Does our cascading model of website effectiveness seem boring and obvious to you? If so, imagine you have a website with a potential audience of 1,000,000 people. Work through the nine stages, and see how the numbers fall away...
1. Awareness: you can't afford a big advertising campaign, and your ads are not highly distinctive. So only 20% of the target have seen your ads, and only half of them remember them (better than normal, actually). But 10% of a million is still 100,000: that's plenty.
2. Findability: your URL is a fairly long one, and some people can't spell it (or type it). Suppose your company name is "Oranges and Lemons", but your website is orangeslemons.com (missing the "and"). Potential users might try to remember your URL, and get it wrong. A pity you didn't buy several variants of the name, and redirect those inquiries. Most users don't try very hard. After all, there are plenty of other websites they can visit. So at this point you lose half of the potential visitors. Down to 50,000, but that's still plenty.
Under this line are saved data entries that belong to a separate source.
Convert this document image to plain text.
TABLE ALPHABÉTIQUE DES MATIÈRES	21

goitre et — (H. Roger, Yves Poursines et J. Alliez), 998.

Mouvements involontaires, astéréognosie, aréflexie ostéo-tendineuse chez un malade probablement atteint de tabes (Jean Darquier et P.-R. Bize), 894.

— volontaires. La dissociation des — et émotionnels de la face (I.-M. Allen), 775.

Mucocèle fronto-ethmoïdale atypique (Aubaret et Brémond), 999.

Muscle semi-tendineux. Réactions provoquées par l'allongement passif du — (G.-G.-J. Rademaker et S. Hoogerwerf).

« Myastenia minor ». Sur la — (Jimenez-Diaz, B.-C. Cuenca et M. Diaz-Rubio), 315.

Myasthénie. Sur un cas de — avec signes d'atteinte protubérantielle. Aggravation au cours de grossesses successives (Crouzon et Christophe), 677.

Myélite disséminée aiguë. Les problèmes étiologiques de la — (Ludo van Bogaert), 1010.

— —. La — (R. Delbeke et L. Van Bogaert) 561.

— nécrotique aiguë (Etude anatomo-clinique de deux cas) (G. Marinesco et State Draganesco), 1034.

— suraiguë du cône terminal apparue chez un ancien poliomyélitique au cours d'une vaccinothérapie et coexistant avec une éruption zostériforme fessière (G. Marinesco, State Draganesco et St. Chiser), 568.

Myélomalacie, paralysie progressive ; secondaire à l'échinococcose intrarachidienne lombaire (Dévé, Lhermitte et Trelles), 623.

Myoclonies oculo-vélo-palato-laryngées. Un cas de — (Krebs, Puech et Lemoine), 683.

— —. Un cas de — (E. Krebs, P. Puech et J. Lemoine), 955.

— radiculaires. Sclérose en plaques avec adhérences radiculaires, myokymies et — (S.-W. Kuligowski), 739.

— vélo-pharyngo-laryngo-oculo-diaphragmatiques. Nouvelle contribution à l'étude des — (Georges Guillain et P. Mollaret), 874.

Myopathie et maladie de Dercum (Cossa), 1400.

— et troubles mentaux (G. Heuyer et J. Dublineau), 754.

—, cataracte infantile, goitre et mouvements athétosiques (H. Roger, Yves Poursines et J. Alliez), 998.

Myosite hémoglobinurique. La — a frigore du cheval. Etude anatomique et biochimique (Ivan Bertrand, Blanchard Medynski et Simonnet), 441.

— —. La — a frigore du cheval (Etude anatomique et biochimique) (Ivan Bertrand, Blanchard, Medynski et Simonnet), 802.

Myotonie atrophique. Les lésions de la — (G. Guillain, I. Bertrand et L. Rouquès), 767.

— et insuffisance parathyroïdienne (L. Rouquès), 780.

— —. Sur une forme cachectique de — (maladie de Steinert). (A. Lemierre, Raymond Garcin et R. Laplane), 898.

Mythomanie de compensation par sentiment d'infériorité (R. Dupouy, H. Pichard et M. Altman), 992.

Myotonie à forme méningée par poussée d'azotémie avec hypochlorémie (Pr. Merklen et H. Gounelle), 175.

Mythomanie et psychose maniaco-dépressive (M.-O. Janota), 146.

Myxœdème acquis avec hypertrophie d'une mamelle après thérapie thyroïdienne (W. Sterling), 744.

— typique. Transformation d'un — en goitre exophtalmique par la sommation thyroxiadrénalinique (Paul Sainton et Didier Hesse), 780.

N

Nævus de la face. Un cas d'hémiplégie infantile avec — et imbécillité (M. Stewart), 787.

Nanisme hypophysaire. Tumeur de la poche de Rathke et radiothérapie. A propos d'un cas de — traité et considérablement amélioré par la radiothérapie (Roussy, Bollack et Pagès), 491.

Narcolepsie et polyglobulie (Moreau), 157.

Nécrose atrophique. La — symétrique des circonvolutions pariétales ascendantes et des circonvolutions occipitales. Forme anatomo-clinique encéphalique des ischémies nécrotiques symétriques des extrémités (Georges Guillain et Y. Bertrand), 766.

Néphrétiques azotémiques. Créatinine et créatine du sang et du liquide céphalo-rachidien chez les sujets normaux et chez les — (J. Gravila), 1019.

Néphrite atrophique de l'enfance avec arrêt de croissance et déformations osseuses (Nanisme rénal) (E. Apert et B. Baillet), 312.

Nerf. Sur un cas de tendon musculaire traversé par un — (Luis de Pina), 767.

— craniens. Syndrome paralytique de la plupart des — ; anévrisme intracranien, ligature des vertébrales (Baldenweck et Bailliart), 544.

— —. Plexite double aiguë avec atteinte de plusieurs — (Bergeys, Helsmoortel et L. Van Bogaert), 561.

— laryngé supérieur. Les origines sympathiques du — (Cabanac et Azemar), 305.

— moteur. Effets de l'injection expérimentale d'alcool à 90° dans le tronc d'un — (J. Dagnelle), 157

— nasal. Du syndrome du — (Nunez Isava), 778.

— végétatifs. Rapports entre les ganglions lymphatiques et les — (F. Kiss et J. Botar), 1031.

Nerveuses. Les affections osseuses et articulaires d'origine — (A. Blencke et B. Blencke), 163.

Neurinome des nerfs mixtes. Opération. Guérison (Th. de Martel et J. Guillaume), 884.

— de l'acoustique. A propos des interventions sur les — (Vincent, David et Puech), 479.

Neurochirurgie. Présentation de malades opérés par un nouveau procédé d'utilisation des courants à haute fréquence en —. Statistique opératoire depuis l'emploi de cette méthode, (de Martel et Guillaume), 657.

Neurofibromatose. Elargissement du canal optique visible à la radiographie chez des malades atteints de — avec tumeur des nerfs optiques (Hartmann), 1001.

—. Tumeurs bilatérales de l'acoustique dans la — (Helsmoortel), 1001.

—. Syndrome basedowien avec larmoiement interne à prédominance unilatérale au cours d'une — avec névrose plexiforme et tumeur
3. Availability: A potential customer visits your site, having overcome the first two hurdles. But this person is using Firefox, and your site only works with Internet Explorer, because of some fancy scripting you've done. And you never got around to using Alt text for your navigation button images. So this visitor comes to your site and sees a mess - not even a page saying "this site works best with Internet Explorer 6". They give up. But no big deal: 90% of your visitors use IE, and 90% browse with images on.
4. Popularity: This is not a filter (like the previous aspects) but just a measure. In this case, you still keep 81% (90% of 90%), and you still have 40,000 potential customers.
5. Accessibility: You lose a few more because they can't read the words on your site. Do your pages have the fashionable mid-grey type on pale grey background, in quite a small size? You might expect users to enlarge the type size in their browser, but a lot of people don't know that's possible. So at this point you lose a few percent with poor eyesight, and/or small computer screens, and/or high-resolution settings.
6. Usability: this point is where users drop out like flies, specially on a big site that uses a content management system. For example, have you visited the new OECD site? Try finding something on it: an exercise in pure frustration. If your site is well designed, you might lose only half the remainder at this point - that's about the average we've found in our research. So in this example, you're down from 40,000 to 20,000.
8. Fulfilment: But do you answer emails from prospective customers? (Amazingly, many sites don't.) Are you actually selling what those 5,000 people want? Are you describing it clearly enough that they know they want it? And when they order it, will it actually arrive? And on time? Even if the logistics problem are the Post Office's fault, the customers can't be sure of that - you'll share the blame. So typically, of 5,000 who reach this point, 2,000 find something they want to buy, but half of them are frustrated by your complex purchase form, and they give up. Of the other 1,000, 500 receive the product on time, 400 get it late, and 100 say they never get it, and you have to send another one. That leaves 500 satisfied customers.
9. Reputation: Some of those 500 will mention their satisfaction to others, increasing the reputation of your organization and your number of customers. So you're down from a million customers to 500. Of every 2000 who you want to attract, only 1 ends up buying. The above figures are not exaggerated. We've seen worse, at each step. And a Forrester Research study from 1999 reported in the McKinsey Quarterly found that two thirds of Internet retailers had conversion rates of less than 2%. A conversion rate is the percentage of people visiting a website who buy something during that visit. In the above example, where the number of visitors was 50,000 and the number of buyers was 5,000, that's a conversion rate of 10% - a lot higher than average. (And we've seen no evidence that things have improved since 1999 - with the growing complexity of websites, conversion rates could well be lower now.)
The main point with those obvious-seeming seven steps is that it's all too easy to dismiss them, saying "yes, of course our site does that." So here's a suggestion: try to do this type of numerical estimate for your own site. If you know the potential audience and the actual number of customers, try to work out at which points they are being lost, and how those losses could be reduced. If you can't even find out the figures, that's a warning sign in itself.
To relieve the gloom of the above picture: it applies only to first-time customers. For regular customers, some of the stages won't apply. For thoe who already know the site, can find their way around it, and trust it, the main potential problem area is fulfilment. If that doesn't work well, the site's reputation won't grow well.